Jeff Chang (played by Justin Chon) seemingly has it all. Attending an Ivy League school and fast on the path to becoming a doctor, Chang's best friends from high school, Miller and Casey (played by Miles Teller and Skylar Austin), pay him a surprise visit on his 21st birthday. Refusing to go out because of an important medical school exam the next morning, Miller won't take "no" for an answer. What's suppose to begin as an innocent night out turns into a wild tale of obscene debauchery.
Attempting to recapture the glory from their part in the 2009 hit The Hangover, Jon Lucas and Scott Moore stir up a frothy beverage of a similar taste. In retrospect, there's far too many similarities between the pair's newest effort 21 & Over and their previous blackout blockbuster. Although the wolfpack's outrageous journeys have them retracing their steps from a forgotten evening, Chang's drunken and indistinguishable sounds leave his best friends on a quest to remember where he lives. Following the smallest of clues possible, the trio embark on an uncontrollable night of humiliation and embarrassment. While 21 & Over has no shortage of laughs, the jokes are unoriginal and extremely short-lived. In addition to a lack of well written humor, the movie relies on the most over-the-top situations imaginable to elicit laughter from the audience. Shock-humor has become the latest craze and its flavor has quickly soured. Therefore, 21 & Over becomes just another example of ineffective modern day comedies.
Although no one will confuse 21 & Over for anything other than the comedy that it is, Lucas and Moore force-feed a handful of dramatic subplots into their feature. Every instance of banter about "people changing" and "lost friendship" illustrate just how indecisive the entire final product feels. Lost somewhere within the story themselves, writers/directors Jon Lucas and Scott Moore fail to properly blend their dramatic themes with the film's immature and outlandish comedic aspects.
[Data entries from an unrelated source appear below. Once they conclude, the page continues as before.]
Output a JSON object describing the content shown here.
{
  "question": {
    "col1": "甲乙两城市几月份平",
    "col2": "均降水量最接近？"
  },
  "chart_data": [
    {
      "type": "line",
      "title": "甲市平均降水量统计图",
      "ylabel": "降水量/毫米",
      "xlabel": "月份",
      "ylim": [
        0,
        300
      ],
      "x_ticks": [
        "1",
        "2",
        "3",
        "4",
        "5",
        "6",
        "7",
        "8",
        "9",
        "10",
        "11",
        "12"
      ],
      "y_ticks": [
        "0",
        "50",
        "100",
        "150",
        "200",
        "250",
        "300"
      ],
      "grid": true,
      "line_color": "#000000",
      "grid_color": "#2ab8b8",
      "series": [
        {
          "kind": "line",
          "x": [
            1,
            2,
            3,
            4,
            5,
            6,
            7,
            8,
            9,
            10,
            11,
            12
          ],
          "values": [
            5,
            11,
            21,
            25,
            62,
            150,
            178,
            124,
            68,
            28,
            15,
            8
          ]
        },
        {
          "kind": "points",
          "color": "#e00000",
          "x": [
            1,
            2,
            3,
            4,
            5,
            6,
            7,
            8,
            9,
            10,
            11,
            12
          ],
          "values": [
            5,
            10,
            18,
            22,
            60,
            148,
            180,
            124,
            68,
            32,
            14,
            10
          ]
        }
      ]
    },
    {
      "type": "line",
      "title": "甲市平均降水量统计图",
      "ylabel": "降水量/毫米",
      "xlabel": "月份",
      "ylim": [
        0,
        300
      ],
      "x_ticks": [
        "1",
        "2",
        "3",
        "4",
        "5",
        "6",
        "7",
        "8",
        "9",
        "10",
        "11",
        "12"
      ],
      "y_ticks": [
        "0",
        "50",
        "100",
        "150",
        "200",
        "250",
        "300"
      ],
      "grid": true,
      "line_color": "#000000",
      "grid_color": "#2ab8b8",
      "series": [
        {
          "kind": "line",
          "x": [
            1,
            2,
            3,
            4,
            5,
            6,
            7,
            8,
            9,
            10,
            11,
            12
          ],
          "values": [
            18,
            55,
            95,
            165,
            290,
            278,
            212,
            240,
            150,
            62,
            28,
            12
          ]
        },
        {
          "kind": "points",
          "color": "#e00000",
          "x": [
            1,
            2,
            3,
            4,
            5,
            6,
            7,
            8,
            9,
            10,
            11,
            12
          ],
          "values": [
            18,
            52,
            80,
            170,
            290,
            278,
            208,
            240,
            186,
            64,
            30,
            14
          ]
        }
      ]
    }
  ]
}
Once again reiterating that 21 & Over is an unfortunate swing and miss.
If you can find joy in the simple and thoughtless shock-value that has imprisoned the genre of comedy over the past five years, then 21 & Over will be a suitable movie experience for you. However, I pine for the carefully crafted and well written jokes from earlier 21st century classics such as Wedding Crashers and The 40 Year Old Virgin. If you happen to feel the same way that I do, then you should definitely take a pass on Friday's release 21 & Over.